Francis the First? Now, thought Darcourt, I know all I need to know, and all I am ever likely to know. Truly the best wine has been kept until the last.
5
“The crones are coming,” said Dean Wintersen’s voice down the telephone. “They are expected today.”
What crones? Was this some uncanny visitation of weird old women? What crones? Darcourt had been roused from his work on the biography of the late Francis Cornish, and his mind did not readily shift to the Dean’s concern. The crones? Oh, yes! Of course! The Cranes. Had he not agreed that some people called Crane should come from an American West Coast university to do something or other of a vaguely defined order about the production of the opera? That had been months ago and, having so agreed, and having it well understood that the Cranes were not to cost the Cornish Foundation anything, he had banished the Cranes from his mind, as a problem to be dealt with when it arose. Now, it appeared, the Cranes were coming.
“You remember them, of course,” said the Dean.
“Remind me,” said Darcourt.
“They’re the assessors from Pomelo U.,” said the Dean. “It was agreed they should sit in on the production of the opera. You remember the opera, don’t you?”
Oh, yes; Darcourt remembered the opera. Had he not been slaving over the libretto for the past four months?
“But what are they going to assess?” said Darcourt.
“The whole affair.

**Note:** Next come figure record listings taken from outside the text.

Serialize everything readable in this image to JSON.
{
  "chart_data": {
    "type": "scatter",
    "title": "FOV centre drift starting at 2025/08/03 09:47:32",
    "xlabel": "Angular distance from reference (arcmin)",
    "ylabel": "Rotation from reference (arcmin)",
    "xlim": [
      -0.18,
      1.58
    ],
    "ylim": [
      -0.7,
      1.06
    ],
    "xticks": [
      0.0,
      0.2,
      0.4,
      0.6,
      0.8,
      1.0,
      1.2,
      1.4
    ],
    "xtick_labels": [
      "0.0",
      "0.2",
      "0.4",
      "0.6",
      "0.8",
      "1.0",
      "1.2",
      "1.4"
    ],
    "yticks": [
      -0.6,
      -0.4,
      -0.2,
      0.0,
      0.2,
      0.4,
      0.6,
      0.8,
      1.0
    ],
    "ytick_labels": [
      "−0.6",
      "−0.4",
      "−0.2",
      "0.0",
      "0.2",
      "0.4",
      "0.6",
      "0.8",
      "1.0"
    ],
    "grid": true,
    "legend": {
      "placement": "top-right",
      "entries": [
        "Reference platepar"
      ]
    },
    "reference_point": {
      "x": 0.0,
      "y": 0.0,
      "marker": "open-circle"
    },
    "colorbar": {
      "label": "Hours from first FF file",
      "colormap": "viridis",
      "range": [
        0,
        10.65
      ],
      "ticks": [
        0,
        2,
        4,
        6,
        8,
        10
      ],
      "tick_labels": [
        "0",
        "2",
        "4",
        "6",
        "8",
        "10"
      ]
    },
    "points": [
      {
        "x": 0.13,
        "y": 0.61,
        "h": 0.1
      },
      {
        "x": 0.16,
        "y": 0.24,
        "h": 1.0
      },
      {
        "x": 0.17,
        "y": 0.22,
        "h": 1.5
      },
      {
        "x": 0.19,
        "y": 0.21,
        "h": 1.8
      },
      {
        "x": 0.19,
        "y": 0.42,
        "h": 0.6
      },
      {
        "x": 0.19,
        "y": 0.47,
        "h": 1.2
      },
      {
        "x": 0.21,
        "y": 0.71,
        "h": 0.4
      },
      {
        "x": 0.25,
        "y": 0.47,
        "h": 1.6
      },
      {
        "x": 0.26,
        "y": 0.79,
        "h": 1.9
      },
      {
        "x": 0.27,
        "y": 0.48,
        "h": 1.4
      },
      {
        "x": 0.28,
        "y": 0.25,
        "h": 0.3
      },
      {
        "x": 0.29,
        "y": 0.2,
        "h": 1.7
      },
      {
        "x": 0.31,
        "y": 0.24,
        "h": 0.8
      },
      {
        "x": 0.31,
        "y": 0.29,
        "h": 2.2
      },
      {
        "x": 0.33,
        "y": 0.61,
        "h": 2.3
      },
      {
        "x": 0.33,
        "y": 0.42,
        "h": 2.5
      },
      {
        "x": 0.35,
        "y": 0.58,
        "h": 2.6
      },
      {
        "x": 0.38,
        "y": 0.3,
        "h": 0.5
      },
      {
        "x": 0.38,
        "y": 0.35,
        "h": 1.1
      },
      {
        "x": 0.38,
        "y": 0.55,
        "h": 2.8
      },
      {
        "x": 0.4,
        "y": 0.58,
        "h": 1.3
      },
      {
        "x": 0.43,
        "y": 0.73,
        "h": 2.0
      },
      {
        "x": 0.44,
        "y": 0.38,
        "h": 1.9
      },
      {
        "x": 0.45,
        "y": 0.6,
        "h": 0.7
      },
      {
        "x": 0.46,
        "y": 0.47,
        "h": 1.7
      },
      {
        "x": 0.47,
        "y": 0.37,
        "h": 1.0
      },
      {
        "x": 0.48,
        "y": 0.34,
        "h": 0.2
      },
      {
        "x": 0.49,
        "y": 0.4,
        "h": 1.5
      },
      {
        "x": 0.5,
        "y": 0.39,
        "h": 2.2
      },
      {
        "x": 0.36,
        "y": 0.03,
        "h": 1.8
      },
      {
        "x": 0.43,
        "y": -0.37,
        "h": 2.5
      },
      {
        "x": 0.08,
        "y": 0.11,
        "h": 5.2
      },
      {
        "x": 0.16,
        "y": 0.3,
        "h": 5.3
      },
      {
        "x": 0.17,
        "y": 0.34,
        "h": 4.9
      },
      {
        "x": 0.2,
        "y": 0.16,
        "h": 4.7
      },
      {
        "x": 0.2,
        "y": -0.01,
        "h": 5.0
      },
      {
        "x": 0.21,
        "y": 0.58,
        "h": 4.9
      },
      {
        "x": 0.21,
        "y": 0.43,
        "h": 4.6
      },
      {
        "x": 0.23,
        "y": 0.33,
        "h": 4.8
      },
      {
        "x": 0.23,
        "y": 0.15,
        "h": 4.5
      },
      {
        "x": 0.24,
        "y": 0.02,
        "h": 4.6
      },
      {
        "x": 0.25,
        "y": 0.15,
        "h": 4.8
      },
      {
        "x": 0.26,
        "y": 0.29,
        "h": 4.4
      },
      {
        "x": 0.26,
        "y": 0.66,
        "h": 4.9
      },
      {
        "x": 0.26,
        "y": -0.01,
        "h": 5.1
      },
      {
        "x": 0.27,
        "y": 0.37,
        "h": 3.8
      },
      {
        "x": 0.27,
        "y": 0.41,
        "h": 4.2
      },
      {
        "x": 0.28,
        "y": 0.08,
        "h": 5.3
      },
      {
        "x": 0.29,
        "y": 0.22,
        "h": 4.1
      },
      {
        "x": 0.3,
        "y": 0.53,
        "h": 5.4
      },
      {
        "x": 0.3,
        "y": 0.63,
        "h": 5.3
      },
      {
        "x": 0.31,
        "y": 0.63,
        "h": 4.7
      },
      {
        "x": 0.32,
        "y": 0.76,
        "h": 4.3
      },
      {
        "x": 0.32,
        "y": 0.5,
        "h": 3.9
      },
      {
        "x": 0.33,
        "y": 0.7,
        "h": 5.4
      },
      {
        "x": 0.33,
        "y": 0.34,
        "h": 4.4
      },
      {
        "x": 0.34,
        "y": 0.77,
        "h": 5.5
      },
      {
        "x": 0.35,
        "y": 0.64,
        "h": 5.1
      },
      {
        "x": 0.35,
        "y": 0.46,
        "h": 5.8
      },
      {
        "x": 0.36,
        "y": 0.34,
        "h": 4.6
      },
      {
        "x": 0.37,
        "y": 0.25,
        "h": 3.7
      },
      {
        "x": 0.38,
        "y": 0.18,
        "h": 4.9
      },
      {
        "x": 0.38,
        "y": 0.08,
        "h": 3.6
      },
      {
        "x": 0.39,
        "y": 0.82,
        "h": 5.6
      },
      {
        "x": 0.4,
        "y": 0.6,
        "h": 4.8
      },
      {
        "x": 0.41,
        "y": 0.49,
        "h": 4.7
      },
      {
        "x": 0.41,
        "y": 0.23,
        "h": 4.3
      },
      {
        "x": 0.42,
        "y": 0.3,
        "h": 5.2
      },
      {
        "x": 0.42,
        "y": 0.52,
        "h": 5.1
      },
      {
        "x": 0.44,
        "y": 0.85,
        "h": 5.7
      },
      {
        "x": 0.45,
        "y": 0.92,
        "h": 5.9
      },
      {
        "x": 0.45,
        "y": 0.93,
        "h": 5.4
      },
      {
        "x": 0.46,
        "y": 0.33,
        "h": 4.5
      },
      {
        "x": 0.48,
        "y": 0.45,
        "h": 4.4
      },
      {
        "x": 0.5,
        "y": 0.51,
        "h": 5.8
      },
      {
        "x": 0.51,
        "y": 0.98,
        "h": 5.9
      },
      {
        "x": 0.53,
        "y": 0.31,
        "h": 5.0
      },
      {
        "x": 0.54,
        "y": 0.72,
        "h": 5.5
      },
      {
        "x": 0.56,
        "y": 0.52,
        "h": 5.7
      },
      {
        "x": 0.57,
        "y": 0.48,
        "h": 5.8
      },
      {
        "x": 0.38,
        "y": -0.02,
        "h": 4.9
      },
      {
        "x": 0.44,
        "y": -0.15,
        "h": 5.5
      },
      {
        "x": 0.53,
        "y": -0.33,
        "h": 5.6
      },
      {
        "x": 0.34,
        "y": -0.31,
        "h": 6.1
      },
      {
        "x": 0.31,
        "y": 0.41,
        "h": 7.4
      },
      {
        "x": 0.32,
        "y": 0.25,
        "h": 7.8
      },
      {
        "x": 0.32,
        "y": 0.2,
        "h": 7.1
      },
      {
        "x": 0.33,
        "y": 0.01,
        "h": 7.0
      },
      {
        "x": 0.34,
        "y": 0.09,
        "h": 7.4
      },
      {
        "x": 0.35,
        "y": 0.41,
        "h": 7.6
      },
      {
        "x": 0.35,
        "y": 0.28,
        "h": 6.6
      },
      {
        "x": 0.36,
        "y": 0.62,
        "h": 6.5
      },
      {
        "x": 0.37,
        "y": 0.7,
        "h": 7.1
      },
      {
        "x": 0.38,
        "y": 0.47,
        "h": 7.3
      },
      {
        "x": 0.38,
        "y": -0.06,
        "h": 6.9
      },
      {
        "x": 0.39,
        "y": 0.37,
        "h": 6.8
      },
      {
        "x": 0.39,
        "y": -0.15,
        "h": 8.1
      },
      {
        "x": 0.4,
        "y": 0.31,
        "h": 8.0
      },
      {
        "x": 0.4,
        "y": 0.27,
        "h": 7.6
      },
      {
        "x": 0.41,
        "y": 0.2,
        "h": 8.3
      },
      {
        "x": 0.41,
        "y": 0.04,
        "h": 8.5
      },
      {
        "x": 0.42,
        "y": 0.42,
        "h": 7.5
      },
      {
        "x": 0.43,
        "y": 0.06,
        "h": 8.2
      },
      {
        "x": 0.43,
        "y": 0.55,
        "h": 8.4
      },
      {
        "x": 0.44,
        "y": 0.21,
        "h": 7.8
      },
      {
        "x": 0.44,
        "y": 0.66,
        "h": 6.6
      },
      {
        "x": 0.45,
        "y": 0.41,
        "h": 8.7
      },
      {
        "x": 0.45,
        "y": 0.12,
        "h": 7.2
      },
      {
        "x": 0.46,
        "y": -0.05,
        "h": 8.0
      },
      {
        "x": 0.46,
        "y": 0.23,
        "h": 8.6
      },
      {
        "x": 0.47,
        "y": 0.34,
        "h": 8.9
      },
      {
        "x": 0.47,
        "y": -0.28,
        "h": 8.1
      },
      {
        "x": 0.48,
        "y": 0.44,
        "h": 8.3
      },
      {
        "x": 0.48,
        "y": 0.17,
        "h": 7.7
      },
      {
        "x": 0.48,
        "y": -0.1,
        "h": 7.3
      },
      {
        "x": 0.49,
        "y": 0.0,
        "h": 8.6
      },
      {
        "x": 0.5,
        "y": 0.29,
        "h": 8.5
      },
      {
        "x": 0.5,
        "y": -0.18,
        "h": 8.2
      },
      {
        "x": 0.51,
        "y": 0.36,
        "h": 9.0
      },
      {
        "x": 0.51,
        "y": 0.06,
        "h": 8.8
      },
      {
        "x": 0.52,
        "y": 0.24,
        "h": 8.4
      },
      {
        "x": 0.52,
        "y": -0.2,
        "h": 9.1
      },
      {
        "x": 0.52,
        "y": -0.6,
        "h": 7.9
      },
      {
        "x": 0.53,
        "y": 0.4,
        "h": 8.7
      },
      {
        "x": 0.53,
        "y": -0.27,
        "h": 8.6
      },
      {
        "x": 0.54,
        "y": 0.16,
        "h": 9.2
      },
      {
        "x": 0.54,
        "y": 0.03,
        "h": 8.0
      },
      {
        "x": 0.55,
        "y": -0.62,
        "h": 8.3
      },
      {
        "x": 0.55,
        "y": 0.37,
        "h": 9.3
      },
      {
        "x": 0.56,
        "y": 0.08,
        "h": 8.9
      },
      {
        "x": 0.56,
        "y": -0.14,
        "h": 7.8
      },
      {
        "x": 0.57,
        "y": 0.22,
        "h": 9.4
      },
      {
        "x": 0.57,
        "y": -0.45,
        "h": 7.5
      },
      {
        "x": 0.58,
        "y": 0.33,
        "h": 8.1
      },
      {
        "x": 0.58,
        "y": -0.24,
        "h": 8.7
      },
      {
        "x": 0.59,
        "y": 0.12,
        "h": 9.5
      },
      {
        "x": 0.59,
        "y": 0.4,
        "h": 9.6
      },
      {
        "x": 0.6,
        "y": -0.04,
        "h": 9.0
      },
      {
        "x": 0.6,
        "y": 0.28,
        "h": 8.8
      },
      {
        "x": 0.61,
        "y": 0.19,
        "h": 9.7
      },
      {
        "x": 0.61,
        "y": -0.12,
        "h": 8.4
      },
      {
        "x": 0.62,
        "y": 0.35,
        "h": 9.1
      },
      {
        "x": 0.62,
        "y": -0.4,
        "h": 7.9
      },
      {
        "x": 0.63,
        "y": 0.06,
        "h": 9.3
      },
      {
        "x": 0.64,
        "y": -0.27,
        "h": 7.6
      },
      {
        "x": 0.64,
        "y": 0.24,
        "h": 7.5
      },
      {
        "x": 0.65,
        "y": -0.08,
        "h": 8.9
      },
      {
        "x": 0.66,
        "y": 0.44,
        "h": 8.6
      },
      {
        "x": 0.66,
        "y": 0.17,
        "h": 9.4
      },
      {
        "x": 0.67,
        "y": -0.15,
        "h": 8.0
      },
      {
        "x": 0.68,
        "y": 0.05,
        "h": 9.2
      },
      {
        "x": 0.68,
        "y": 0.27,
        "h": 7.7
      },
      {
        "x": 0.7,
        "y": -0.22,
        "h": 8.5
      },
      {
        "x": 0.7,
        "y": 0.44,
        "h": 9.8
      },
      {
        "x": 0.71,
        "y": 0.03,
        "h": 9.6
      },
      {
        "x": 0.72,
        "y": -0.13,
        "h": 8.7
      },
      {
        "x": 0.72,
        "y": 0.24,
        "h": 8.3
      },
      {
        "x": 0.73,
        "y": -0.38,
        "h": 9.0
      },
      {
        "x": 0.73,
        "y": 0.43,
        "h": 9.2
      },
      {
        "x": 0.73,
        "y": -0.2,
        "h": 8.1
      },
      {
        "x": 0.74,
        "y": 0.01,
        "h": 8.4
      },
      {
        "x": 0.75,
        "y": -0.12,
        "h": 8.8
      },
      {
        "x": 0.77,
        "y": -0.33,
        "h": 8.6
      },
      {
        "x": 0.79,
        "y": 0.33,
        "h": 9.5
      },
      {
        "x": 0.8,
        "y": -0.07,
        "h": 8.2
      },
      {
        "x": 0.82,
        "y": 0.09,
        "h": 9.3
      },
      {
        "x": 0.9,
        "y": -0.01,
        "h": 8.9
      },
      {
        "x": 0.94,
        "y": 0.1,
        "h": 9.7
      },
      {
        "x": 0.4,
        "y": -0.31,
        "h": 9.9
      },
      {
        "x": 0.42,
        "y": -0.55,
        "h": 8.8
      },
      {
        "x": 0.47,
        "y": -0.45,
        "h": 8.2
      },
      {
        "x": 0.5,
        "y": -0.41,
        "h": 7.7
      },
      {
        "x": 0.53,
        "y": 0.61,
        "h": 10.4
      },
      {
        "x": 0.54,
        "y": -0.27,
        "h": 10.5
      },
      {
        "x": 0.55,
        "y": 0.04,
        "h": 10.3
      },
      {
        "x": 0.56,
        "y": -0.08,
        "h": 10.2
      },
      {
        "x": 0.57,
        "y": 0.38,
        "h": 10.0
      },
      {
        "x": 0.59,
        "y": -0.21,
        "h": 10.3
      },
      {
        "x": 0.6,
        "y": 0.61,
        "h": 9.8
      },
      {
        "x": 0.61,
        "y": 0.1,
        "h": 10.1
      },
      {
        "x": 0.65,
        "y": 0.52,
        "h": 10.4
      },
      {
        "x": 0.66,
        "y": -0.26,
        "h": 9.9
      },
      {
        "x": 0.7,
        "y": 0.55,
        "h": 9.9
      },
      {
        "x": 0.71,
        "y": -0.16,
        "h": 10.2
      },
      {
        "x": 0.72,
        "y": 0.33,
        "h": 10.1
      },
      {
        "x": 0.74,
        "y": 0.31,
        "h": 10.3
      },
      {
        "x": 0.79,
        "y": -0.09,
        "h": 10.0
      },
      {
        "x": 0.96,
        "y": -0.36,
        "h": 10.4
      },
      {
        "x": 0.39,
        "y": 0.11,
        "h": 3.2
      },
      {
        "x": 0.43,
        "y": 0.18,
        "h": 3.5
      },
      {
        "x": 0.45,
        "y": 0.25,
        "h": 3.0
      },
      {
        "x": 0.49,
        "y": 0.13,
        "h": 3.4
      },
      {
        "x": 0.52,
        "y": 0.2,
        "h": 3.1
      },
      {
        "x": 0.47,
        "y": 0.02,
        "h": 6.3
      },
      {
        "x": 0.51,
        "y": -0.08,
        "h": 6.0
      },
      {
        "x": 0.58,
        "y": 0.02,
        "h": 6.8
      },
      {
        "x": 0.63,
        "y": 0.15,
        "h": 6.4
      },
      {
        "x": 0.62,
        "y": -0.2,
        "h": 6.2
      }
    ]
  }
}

Everything connected with the opera from Schnak’s work on the score to the last detail of getting the thing on the stage. And then the critical and public reaction.”
“But why?”
“To get Al Crane his Ph.D., of course. He’s an opera major in the theatre school at Pomelo, and when he has got his assessment together he will make a Regiebuch and present it as his thesis.”
“His what?”
“His Regiebuch. A German expression. All the dope on the production of the opera will be in it.”